Blue Cab operates 15% of the taxis in a certain city, and Green Cab operates the other 85%. After a nighttime hit-and-run accident involving a taxi, an eyewitness said the vehicle was blue. Suppose, though, that under night vision conditions, only 80% of individuals can correctly distinguish between a blue and a green vehicle.
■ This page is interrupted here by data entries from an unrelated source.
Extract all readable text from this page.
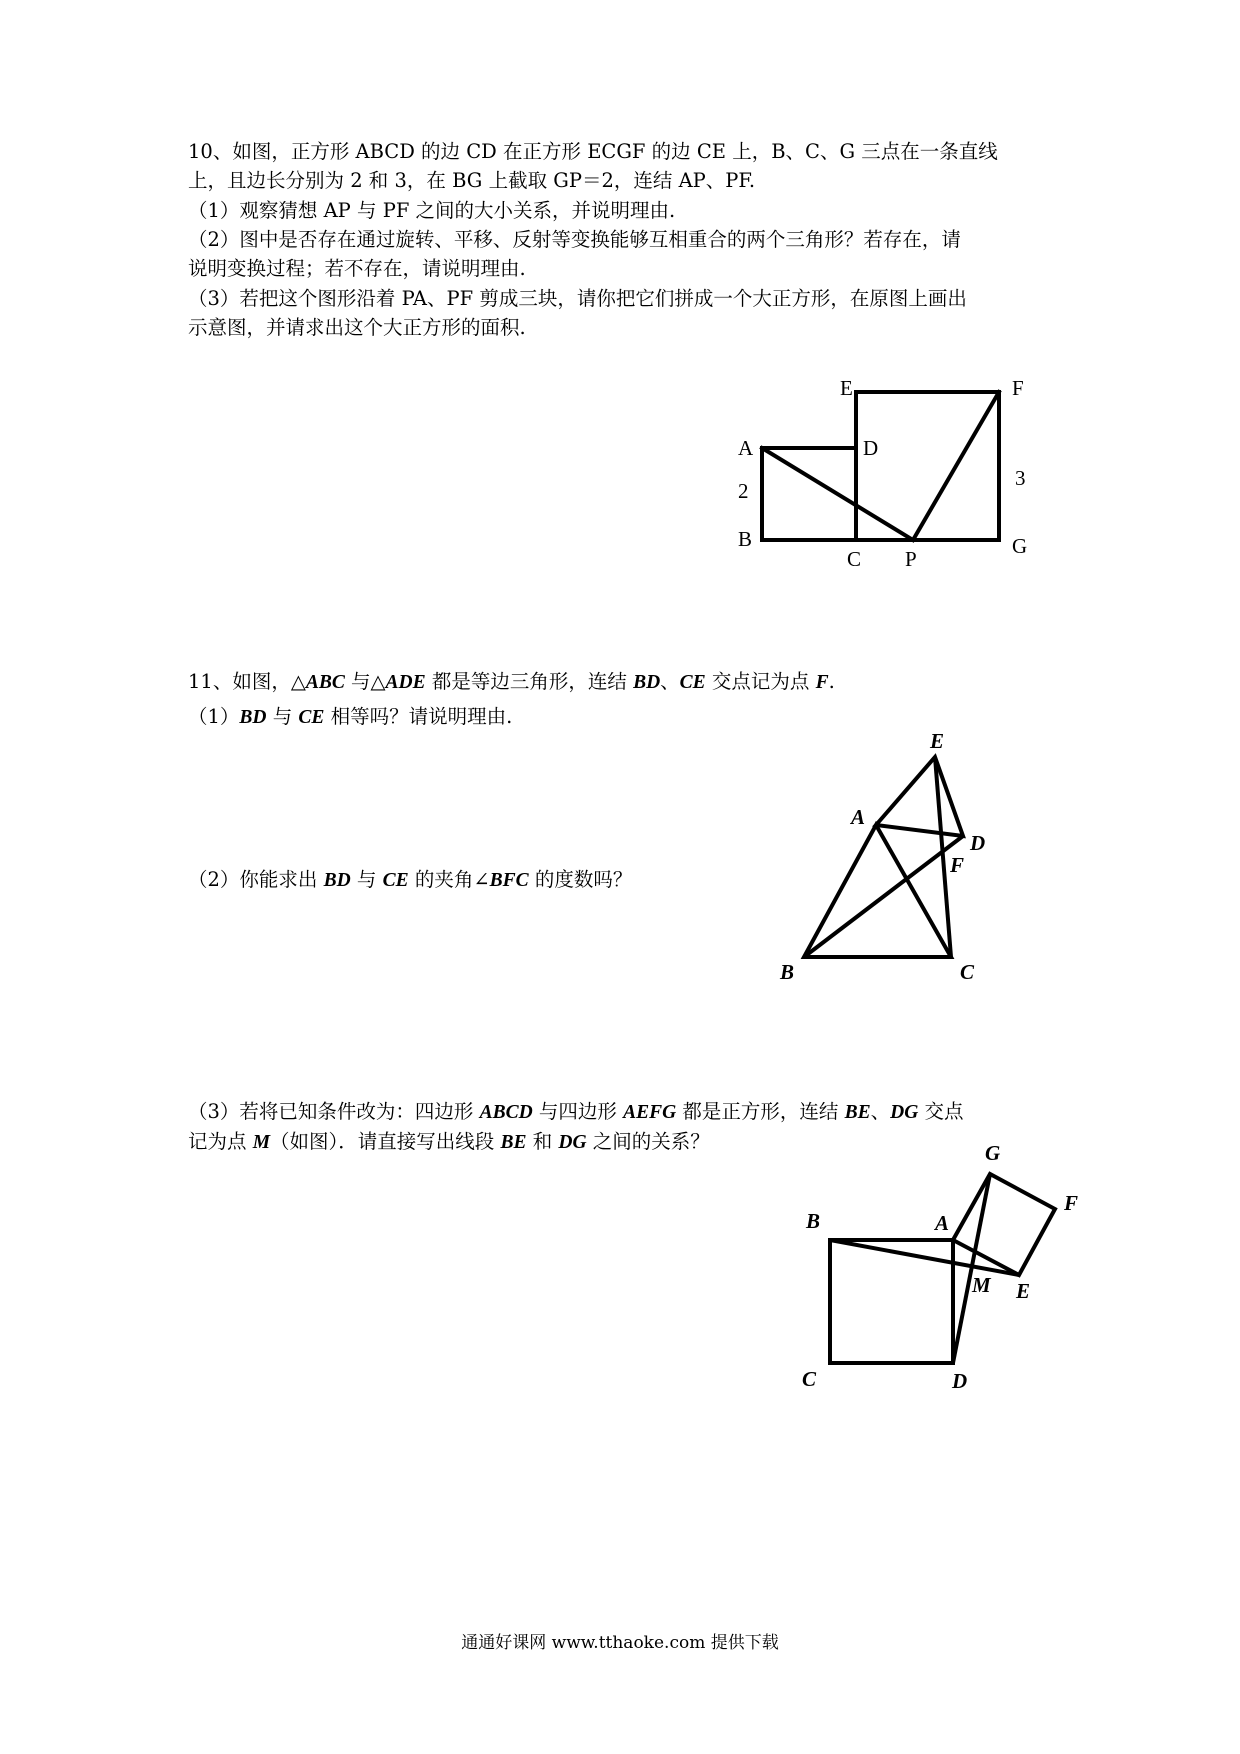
10、如图，正方形 ABCD 的边 CD 在正方形 ECGF 的边 CE 上，B、C、G 三点在一条直线
上，且边长分别为 2 和 3，在 BG 上截取 GP＝2，连结 AP、PF.
（1）观察猜想 AP 与 PF 之间的大小关系，并说明理由.
（2）图中是否存在通过旋转、平移、反射等变换能够互相重合的两个三角形？若存在，请
说明变换过程；若不存在，请说明理由.
（3）若把这个图形沿着 PA、PF 剪成三块，请你把它们拼成一个大正方形，在原图上画出
示意图，并请求出这个大正方形的面积.
E	F
A	D
2
3
B
C P
G
11、如图，△ABC 与△ADE 都是等边三角形，连结 BD、CE 交点记为点 F.
（1）BD 与 CE 相等吗？请说明理由.
（2）你能求出 BD 与 CE 的夹角∠BFC 的度数吗？
（3）若将已知条件改为：四边形 ABCD 与四边形 AEFG 都是正方形，连结 BE、DG 交点
记为点 M（如图）．请直接写出线段 BE 和 DG 之间的关系？
E
A
D
F
B	C
G
F
A
B
M E
C	D
通通好课网 www.tthaoke.com 提供下载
What is the (posterior) probability that the taxi at fault was blue?

Answer 1

Answer: The required probability is 0.414.

Step-by-step explanation:

Since we have given that

Probability of taxis in a certain city by Blue Cab P(B)= 15%

Probability of taxis by Green Cab P(G) = 85%

Let A be the event that eyewitness said that vehicle was blue.

P(A|B)=0.80

P(A|G)=0.80

P(A'|B)=0.20=P(A'|G)

Using the "Bayes theorem":

Probability that the taxi at fault was blue is given by

$=\dfrac{P(B).P(A|B)}{P(B).P(A|B)+P(G).P(A'|G)}\\\\=\dfrac{0.15\times 0.8}{0.15\times 0.8+0.85\times 0.2}\\\\=\dfrac{0.12}{0.12+0.17}\\\\=\dfrac{0.12}{0.29}\\\\=0.414$

Hence, the required probability is 0.414.